The answer to ‘why’ isn’t so straightforward, but a great deal of evidence suggests that while free will is an illusion created by our brain, we are better off believing we have it anyway. People who believe that they have control of their actions are happier, less stressed, less likely to steal, less likely to cheat in an exam, more creative, more humble, more grateful, more committed to relationships, more likely to work hard and show up for work on time and more likely to give money to the homeless.22

Amazingly, the illusion of free will can be triggered in people. In 1999 the psychologists Daniel Wegner and Thalia Wheatley performed experiments based on the concept of the Ouija board.23 The only spirit being contacted in this version, however, was the everyday illusion of human agency. In the experiment, two participants were asked to move a board resting on top of a computer mouse, with the mouse moving a cursor over various pictures on a computer screen. One participant was then asked to force the other to land on a particular picture, a little like cheating on a Ouija board. Each participant was wearing headphones, through which they would hear the name of the picture at different time intervals: either slightly before or slightly after they are forced to move the cursor.

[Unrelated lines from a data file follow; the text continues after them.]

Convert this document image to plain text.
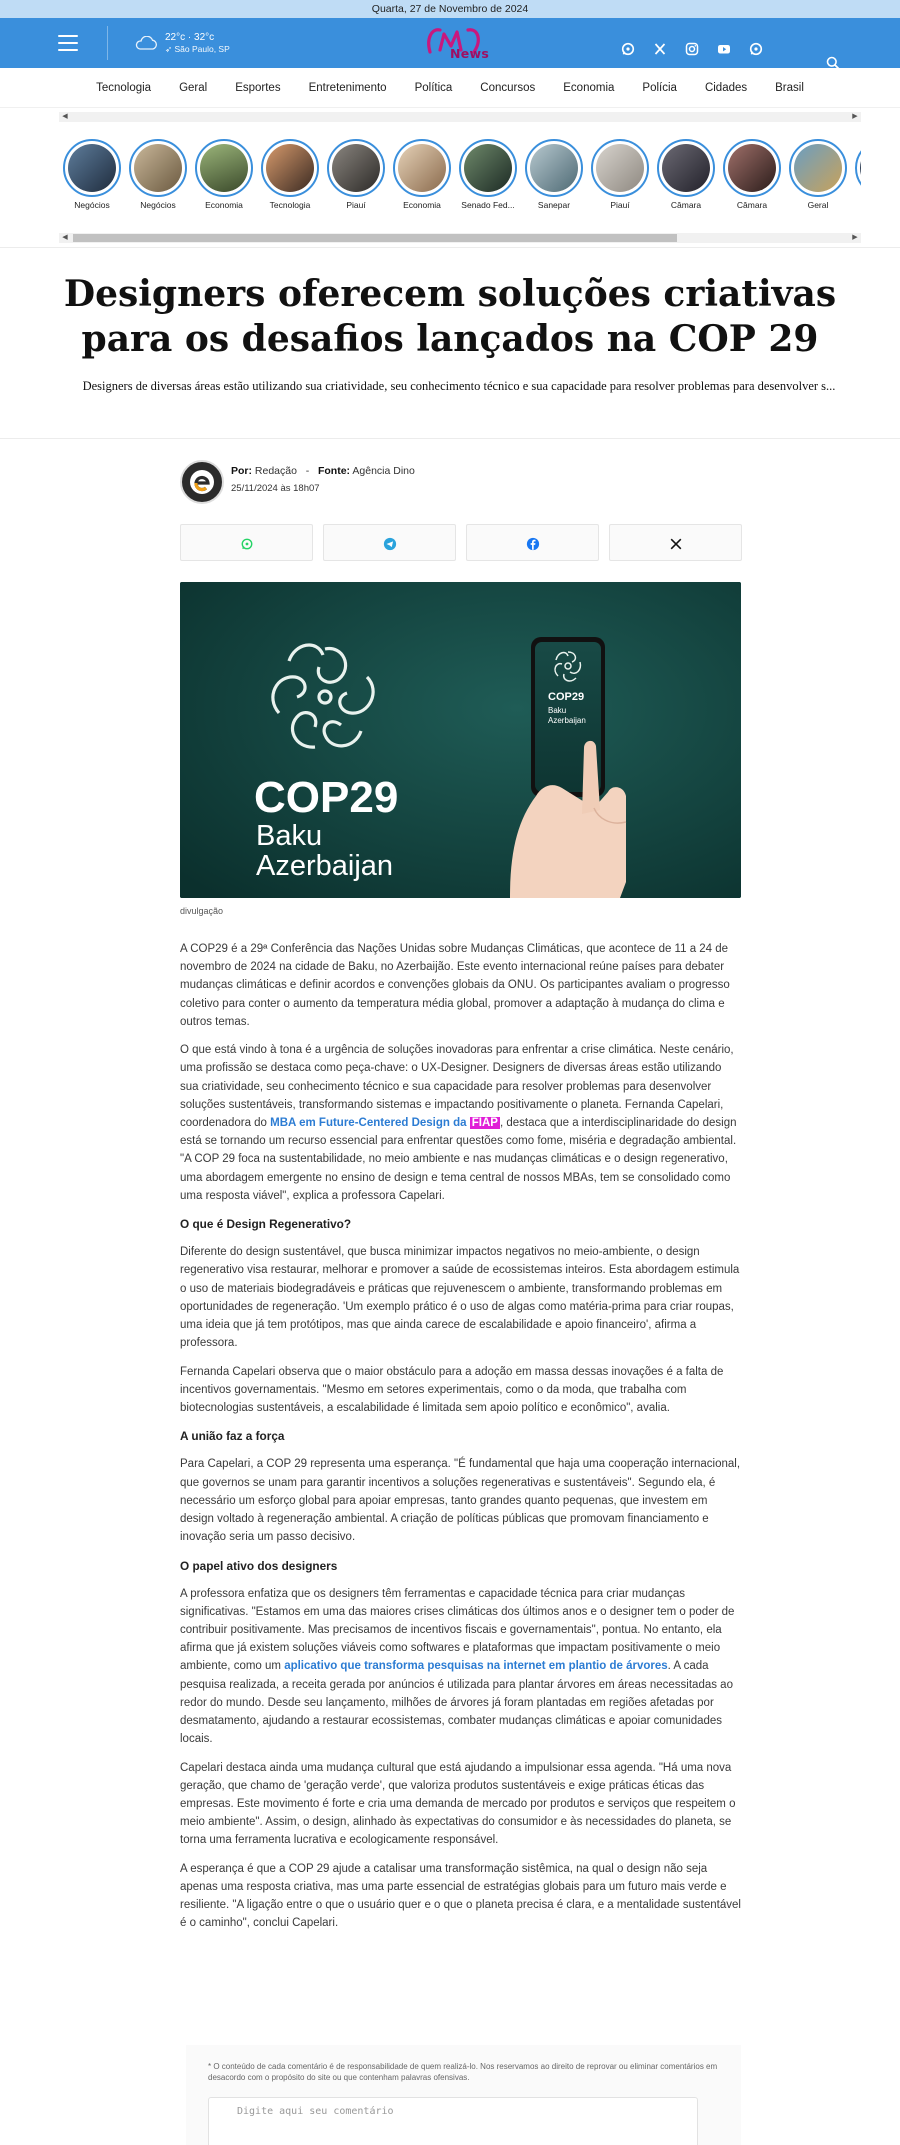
Quarta, 27 de Novembro de 2024
22°c · 32°c
➶ São Paulo, SP	News
Tecnologia	Geral	Esportes	Entretenimento	Política	Concursos	Economia	Polícia	Cidades	Brasil
◀	▶
Negócios	Negócios	Economia	Tecnologia	Piauí	Economia	Senado Fed...	Sanepar	Piauí	Câmara	Câmara	Geral
◀	▶
Designers oferecem soluções criativas para os desafios lançados na COP 29

Designers de diversas áreas estão utilizando sua criatividade, seu conhecimento técnico e sua capacidade para resolver problemas para desenvolver s...

Por: Redação   -   Fonte: Agência Dino
25/11/2024 às 18h07
COP29
Baku
Azerbaijan
COP29
Baku
Azerbaijan
divulgação

A COP29 é a 29ª Conferência das Nações Unidas sobre Mudanças Climáticas, que acontece de 11 a 24 de novembro de 2024 na cidade de Baku, no Azerbaijão. Este evento internacional reúne países para debater mudanças climáticas e definir acordos e convenções globais da ONU. Os participantes avaliam o progresso coletivo para conter o aumento da temperatura média global, promover a adaptação à mudança do clima e outros temas.

O que está vindo à tona é a urgência de soluções inovadoras para enfrentar a crise climática. Neste cenário, uma profissão se destaca como peça-chave: o UX-Designer. Designers de diversas áreas estão utilizando sua criatividade, seu conhecimento técnico e sua capacidade para resolver problemas para desenvolver soluções sustentáveis, transformando sistemas e impactando positivamente o planeta. Fernanda Capelari, coordenadora do MBA em Future-Centered Design da FIAP , destaca que a interdisciplinaridade do design está se tornando um recurso essencial para enfrentar questões como fome, miséria e degradação ambiental. "A COP 29 foca na sustentabilidade, no meio ambiente e nas mudanças climáticas e o design regenerativo, uma abordagem emergente no ensino de design e tema central de nossos MBAs, tem se consolidado como uma resposta viável", explica a professora Capelari.

O que é Design Regenerativo?

Diferente do design sustentável, que busca minimizar impactos negativos no meio-ambiente, o design regenerativo visa restaurar, melhorar e promover a saúde de ecossistemas inteiros. Esta abordagem estimula o uso de materiais biodegradáveis e práticas que rejuvenescem o ambiente, transformando problemas em oportunidades de regeneração. 'Um exemplo prático é o uso de algas como matéria-prima para criar roupas, uma ideia que já tem protótipos, mas que ainda carece de escalabilidade e apoio financeiro', afirma a professora.

Fernanda Capelari observa que o maior obstáculo para a adoção em massa dessas inovações é a falta de incentivos governamentais. "Mesmo em setores experimentais, como o da moda, que trabalha com biotecnologias sustentáveis, a escalabilidade é limitada sem apoio político e econômico", avalia.

A união faz a força

Para Capelari, a COP 29 representa uma esperança. "É fundamental que haja uma cooperação internacional, que governos se unam para garantir incentivos a soluções regenerativas e sustentáveis". Segundo ela, é necessário um esforço global para apoiar empresas, tanto grandes quanto pequenas, que investem em design voltado à regeneração ambiental. A criação de políticas públicas que promovam financiamento e inovação seria um passo decisivo.

O papel ativo dos designers

A professora enfatiza que os designers têm ferramentas e capacidade técnica para criar mudanças significativas. "Estamos em uma das maiores crises climáticas dos últimos anos e o designer tem o poder de contribuir positivamente. Mas precisamos de incentivos fiscais e governamentais", pontua. No entanto, ela afirma que já existem soluções viáveis como softwares e plataformas que impactam positivamente o meio ambiente, como um aplicativo que transforma pesquisas na internet em plantio de árvores. A cada pesquisa realizada, a receita gerada por anúncios é utilizada para plantar árvores em áreas necessitadas ao redor do mundo. Desde seu lançamento, milhões de árvores já foram plantadas em regiões afetadas por desmatamento, ajudando a restaurar ecossistemas, combater mudanças climáticas e apoiar comunidades locais.

Capelari destaca ainda uma mudança cultural que está ajudando a impulsionar essa agenda. "Há uma nova geração, que chamo de 'geração verde', que valoriza produtos sustentáveis e exige práticas éticas das empresas. Este movimento é forte e cria uma demanda de mercado por produtos e serviços que respeitem o meio ambiente". Assim, o design, alinhado às expectativas do consumidor e às necessidades do planeta, se torna uma ferramenta lucrativa e ecologicamente responsável.

A esperança é que a COP 29 ajude a catalisar uma transformação sistêmica, na qual o design não seja apenas uma resposta criativa, mas uma parte essencial de estratégias globais para um futuro mais verde e resiliente. "A ligação entre o que o usuário quer e o que o planeta precisa é clara, e a mentalidade sustentável é o caminho", conclui Capelari.

* O conteúdo de cada comentário é de responsabilidade de quem realizá-lo. Nos reservamos ao direito de reprovar ou eliminar comentários em desacordo com o propósito do site ou que contenham palavras ofensivas.
Digite aqui seu comentário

Just as on a Ouija board, it’s obvious when the other participant is forcing the move. However, if the name of the object is played a second before the participant is forced to move the cursor, she or he will claim to have done it themselves. It’s that easy to be fooled. Wegner calls this the mind’s best trick. Despite walking around with the day-to-day certainty that we consciously control our behaviour, it just isn’t so. The feeling of free will, he says, merely ‘arises from interpreting one’s thought as the cause of the act.’

Viewed in this way, human choice is more delicate and mysterious than we ever imagined. Silently cocooned in an illusory exterior, hidden in depths that may forever lie beyond our grasp, our choices emerge like dark matter in the cosmos. They affect everything we hold dear: our laws, our politics and our sense of moral responsibility. The fact that human minds evolved over millions of years by chance does not diminish their value. Our lives, as William James declared, are ‘not the dull rattling off of a chain that was forged innumerable ages ago.’ Perhaps, then, the most precious gift we have inherited from our brain’s evolutionary journey is that we are all born free.